考虑以下数据:
CREATE TABLE #FakeTable (
PersonID varchar(255)
,PatientNM varchar(255)
,BirthDTS varchar(255)
,PhoneNBR varchar(255)
,EmailAddress varchar(255)
,StreetAddress varchar(255)
,KeyFieldCNT int
)
INSERT INTO #FakeTable (PersonID, PatientNM, BirthDTS, PhoneNBR, EmailAddress, StreetAddress, KeyFieldCNT)
VALUES('123456', 'Jerry Garcia', NULL, NULL, 'fake@noemail.com', NULL, 11),
('123456', 'Jerry Garcia', '19421401', '999-999-9999', NULL, NULL, 11),
('123456', 'Jerry Garcia', '19421401', '999-999-9999', 'fake@noemail.com', '123 Fake Street', 9),
('7891011', 'Bob Weir', '19471610', NULL, NULL, '456 Nope Street', 11),
('7891011', 'Bob Weir', NULL, NULL, 'nope@fake.com', '456 Nope Street', 10),
('7891011', 'Bob Weir', '19471610', NULL, 'nope@fake.com', '456 Nope Street', 6)
然后是:
PersonID PatientNM BirthDTS PhoneNBR EmailAddress StreetAddress KeyFieldCNT
123456 Jerry Garcia NULL NULL fake@noemail.com NULL 11
123456 Jerry Garcia 19421401 999-999-9999 NULL NULL 11
123456 Jerry Garcia 19421401 999-999-9999 fake@noemail.com 123 Fake Street 9
7891011 Bob Weir 19471610 NULL NULL 456 Nope Street 11
7891011 Bob Weir NULL NULL nope@fake.com 456 Nope Street 10
7891011 Bob Weir 19471610 NULL nope@fake.com 456 Nope Street 6
我想使用ROW_NUMBER()并按PersonID分区,按KeyFieldCNT排序,以便建立一个排名。我希望排名最高的行只返回每个列的非空值,如果该列恰好在另一个排名较低的行中填充。

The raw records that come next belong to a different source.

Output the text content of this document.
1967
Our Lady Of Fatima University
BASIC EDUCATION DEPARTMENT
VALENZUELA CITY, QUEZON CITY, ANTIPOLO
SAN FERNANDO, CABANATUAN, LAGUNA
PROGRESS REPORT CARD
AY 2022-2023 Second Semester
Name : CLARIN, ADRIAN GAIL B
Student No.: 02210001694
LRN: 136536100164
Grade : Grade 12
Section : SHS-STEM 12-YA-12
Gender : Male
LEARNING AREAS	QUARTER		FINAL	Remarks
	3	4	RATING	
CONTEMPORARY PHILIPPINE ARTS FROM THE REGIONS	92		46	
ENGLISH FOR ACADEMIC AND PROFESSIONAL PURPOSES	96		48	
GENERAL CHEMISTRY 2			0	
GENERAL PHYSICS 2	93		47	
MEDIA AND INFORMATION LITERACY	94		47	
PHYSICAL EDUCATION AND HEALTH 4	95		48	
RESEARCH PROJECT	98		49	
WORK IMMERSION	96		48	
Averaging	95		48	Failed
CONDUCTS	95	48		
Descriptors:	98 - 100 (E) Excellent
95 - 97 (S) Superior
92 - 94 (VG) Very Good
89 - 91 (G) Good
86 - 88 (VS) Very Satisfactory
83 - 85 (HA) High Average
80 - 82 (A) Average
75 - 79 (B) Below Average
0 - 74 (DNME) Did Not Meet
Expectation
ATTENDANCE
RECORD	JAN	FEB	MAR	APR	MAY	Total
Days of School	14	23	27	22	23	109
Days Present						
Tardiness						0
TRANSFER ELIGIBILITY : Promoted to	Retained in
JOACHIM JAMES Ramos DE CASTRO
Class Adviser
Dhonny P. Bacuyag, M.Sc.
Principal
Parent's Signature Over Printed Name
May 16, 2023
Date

使用普通的ROW_NUMBER()和分区/order by,结果如下:
WITH CTE AS (
SELECT *
,ROW_NUMBER() OVER(PARTITION BY PersonID ORDER BY KeyFieldCNT DESC) AS RowNBR
FROM #FakeTable
)
SELECT *
FROM CTE
WHERE RowNBR = '1'
结果:
PersonID PatientNM BirthDTS PhoneNBR EmailAddress StreetAddress KeyFieldCNT RowNBR
123456 Jerry Garcia NULL NULL fake@noemail.com NULL 11 1
7891011 Bob Weir 19471610 NULL NULL 456 Nope Street 11 1
我想要的结果是:
PersonID PatientNM BirthDTS PhoneNBR EmailAddress StreetAddress KeyFieldCNT RowNBR
123456 Jerry Garcia 19421401 999-999-9999 fake@noemail.com 123 Fake Street 11 1
7891011 Bob Weir 19471610 NULL nope@fake.com 456 Nope Street 11 1
有人知道怎么做吗?我曾尝试以此为例,但当我推断到不止一个感兴趣的字段时,它并没有给我我需要的东西(SQL -在RANK()或ROW_NUMBER()之后返回第一个非NULL值)。
你可以试试这个:
CREATE TABLE #FakeTable (
PersonID varchar(255)
,PatientNM varchar(255)
,BirthDTS varchar(255)
,PhoneNBR varchar(255)
,EmailAddress varchar(255)
,StreetAddress varchar(255)
,KeyFieldCNT int
)
INSERT INTO #FakeTable (PersonID, PatientNM, BirthDTS, PhoneNBR, EmailAddress, StreetAddress, KeyFieldCNT)
VALUES('123456', 'Jerry Garcia', NULL, NULL, 'fake@noemail.com', NULL, 11),
('123456', 'Jerry Garcia', '19421401', '999-999-9999', NULL, NULL, 11),
('123456', 'Jerry Garcia', '19421401', '999-999-9999', 'fake@noemail.com', '123 Fake Street', 9),
('7891011', 'Bob Weir', '19471610', NULL, NULL, '456 Nope Street', 11),
('7891011', 'Bob Weir', NULL, NULL, 'nope@fake.com', '456 Nope Street', 10),
('7891011', 'Bob Weir', '19471610', NULL, 'nope@fake.com', '456 Nope Street', 6)
SELECT ft.PersonID,
ft.PatientNM,
MAX(ft.BirthDTS) AS BirthDTS,
MAX(ft.PhoneNBR) AS PhoneNBR,
MAX(ft.EmailAddress) AS EmailAddress,
MAX(ft.StreetAddress) AS StreetAddress,
MAX(ft.KeyFieldCNT) AS KeyFieldCNT
FROM #FakeTable AS ft
GROUP BY PersonID, ft.PatientNM
你有问题。当使用row_number()
进行过滤时,所有列的值将来自同一行. 这实际上是一个特性;这是一个好东西,主要原因是我一直在慢慢地用row_number()
代替许多旧的GROUP BY
代码。
但是对于人员ID 123456,您希望看到PhoneNBR
和EmailAddress
的非null数据,并且还显示KeyFieldCNT
的最高值(11
)。
表中没有这样的行
KeyFieldCount = 11的person 123456的两行都缺少一个或另一个字段。
我怀疑KeyFieldCnt
是由应用程序维护的,以显示填充了多少特定字段,而您希望显示每个用户的数据最多的行。不幸的是,该行缺少了您所关心的一个字段,即使该行有更多的其他字段。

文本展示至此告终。